Desgastaba los minutos a la espera de esa cita tardana de última hora de la tarde. Sostenía a mis espaldas los muros de una sucursal bancaria con actividad inusual; barrunto de rebajas, probablemente. Bailaba mi cabeza de tema en tema, de las inquietudes domésticas a los trasiegos profesionales, sin aspiraciones demasiado profundas, ocupado apenas unos instantes en cada reflexión.

Mi deleite en esos momentos suele ser el de observar: analizar el deambular en apariencia anónimo de ese gentío que busca su destino y entrelaza su vida, apenas por un instante, con el resto de transeúntes. Detener esa imagen permite sujetar el instante en el que decenas de personas se reúnen en un momento y en un punto; paso a paso, hombro con hombro, tan cerca que parece imposible pensar que ni antes ni después vayan a volver a cruzarse.

Descubro personajes en las personas; intuyo el atisbo de una personalidad en la forma de vestir o en el color del pelo. Me inquieta la inquietud de quien zozobra acelerado; o sonrío con el esbozo de la mezcla de la inocencia y rubor –cada vez menos– de una pareja recién enamorada.

En ese puzle, lo vi llegar a distancia, con la sorprendente mezcla en su avance de la celeridad y la templanza.
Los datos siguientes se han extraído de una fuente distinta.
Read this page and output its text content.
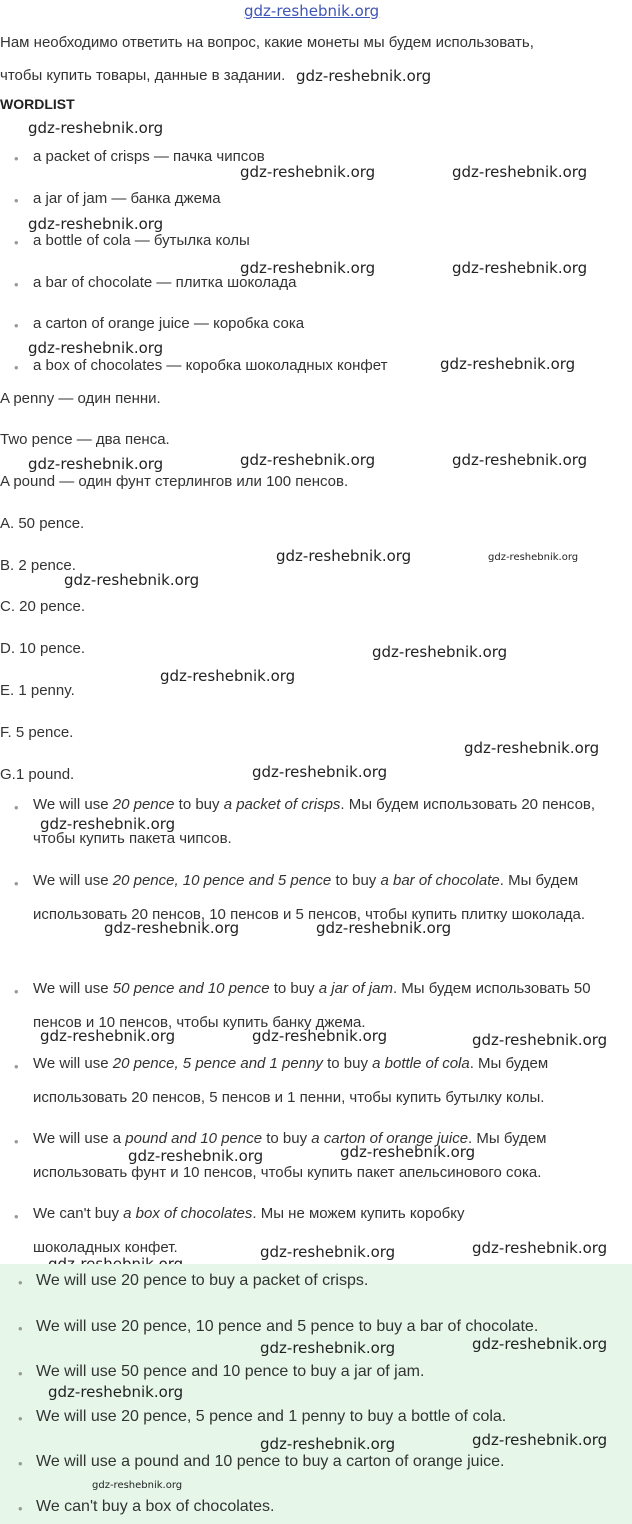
gdz-reshebnik.org
Нам необходимо ответить на вопрос, какие монеты мы будем использовать,
чтобы купить товары, данные в задании. gdz-reshebnik.org
WORDLIST
gdz-reshebnik.org
• a packet of crisps — пачка чипсов
gdz-reshebnik.org	gdz-reshebnik.org
• a jar of jam — банка джема
gdz-reshebnik.org
• a bottle of cola — бутылка колы
gdz-reshebnik.org	gdz-reshebnik.org
• a bar of chocolate — плитка шоколада
• a carton of orange juice — коробка сока
gdz-reshebnik.org
• a box of chocolates — коробка шоколадных конфет	gdz-reshebnik.org
A penny — один пенни.
Two pence — два пенса.
gdz-reshebnik.org	gdz-reshebnik.org	gdz-reshebnik.org
A pound — один фунт стерлингов или 100 пенсов.
A. 50 pence.
B. 2 pence.
gdz-reshebnik.org	gdz-reshebnik.org
gdz-reshebnik.org
C. 20 pence.
D. 10 pence.	gdz-reshebnik.org
gdz-reshebnik.org
E. 1 penny.
F. 5 pence.
gdz-reshebnik.org
G.1 pound.	gdz-reshebnik.org
• We will use 20 pence to buy a packet of crisps. Мы будем использовать 20 пенсов, чтобы купить пакета чипсов.
gdz-reshebnik.org
• We will use 20 pence, 10 pence and 5 pence to buy a bar of chocolate. Мы будем использовать 20 пенсов, 10 пенсов и 5 пенсов, чтобы купить плитку шоколада.
gdz-reshebnik.org	gdz-reshebnik.org
• We will use 50 pence and 10 pence to buy a jar of jam. Мы будем использовать 50 пенсов и 10 пенсов, чтобы купить банку джема.
gdz-reshebnik.org	gdz-reshebnik.org	gdz-reshebnik.org
• We will use 20 pence, 5 pence and 1 penny to buy a bottle of cola. Мы будем использовать 20 пенсов, 5 пенсов и 1 пенни, чтобы купить бутылку колы.
• We will use a pound and 10 pence to buy a carton of orange juice. Мы будем использовать фунт и 10 пенсов, чтобы купить пакет апельсинового сока.
gdz-reshebnik.org	gdz-reshebnik.org
• We can't buy a box of chocolates. Мы не можем купить коробку шоколадных конфет.	gdz-reshebnik.org	gdz-reshebnik.org
• We will use 20 pence to buy a packet of crisps.
• We will use 20 pence, 10 pence and 5 pence to buy a bar of chocolate.
gdz-reshebnik.org	gdz-reshebnik.org
• We will use 50 pence and 10 pence to buy a jar of jam.
gdz-reshebnik.org
• We will use 20 pence, 5 pence and 1 penny to buy a bottle of cola.
gdz-reshebnik.org	gdz-reshebnik.org
• We will use a pound and 10 pence to buy a carton of orange juice.
gdz-reshebnik.org
• We can't buy a box of chocolates.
Y la vista puesta en un matrimonio que aguardaba el cambio de semáforo en la plaza. Acortaba la distancia sin perderlos de vista, como queriendo cerciorarse de que no se le iban a escapar.

Ellos parecían disfrutar de la relajación de la tarde, de un paseo agradable y del recorrido de bar en bar y de tapa en tapa que enriquece la belleza de Zaragoza. Apenas una docena de metros separaban ya al muchacho de la pareja.

Hasta que el semáforo se puso en verde y el arranque del matrimonio aceleró la carrera del joven con delantal, que los asaltó recién superada la acera: "Creo que este móvil es suyo...". El desconcierto y la sorpresa dieron paso al agradecimiento, profundo, y a la alegría de saber recuperado aquel elemento de necesidad imperiosa que ni siquiera habían sido capaces de echar de menos.

El hombre, tras el pasmo, dio rienda suelta a su gratitud. Y se lanzó a sus brazos, sin reparos: "¡Dame un abrazo, hombre!". Y el cierre previo a la despedida: "Te debo una". A mí no me cabe duda.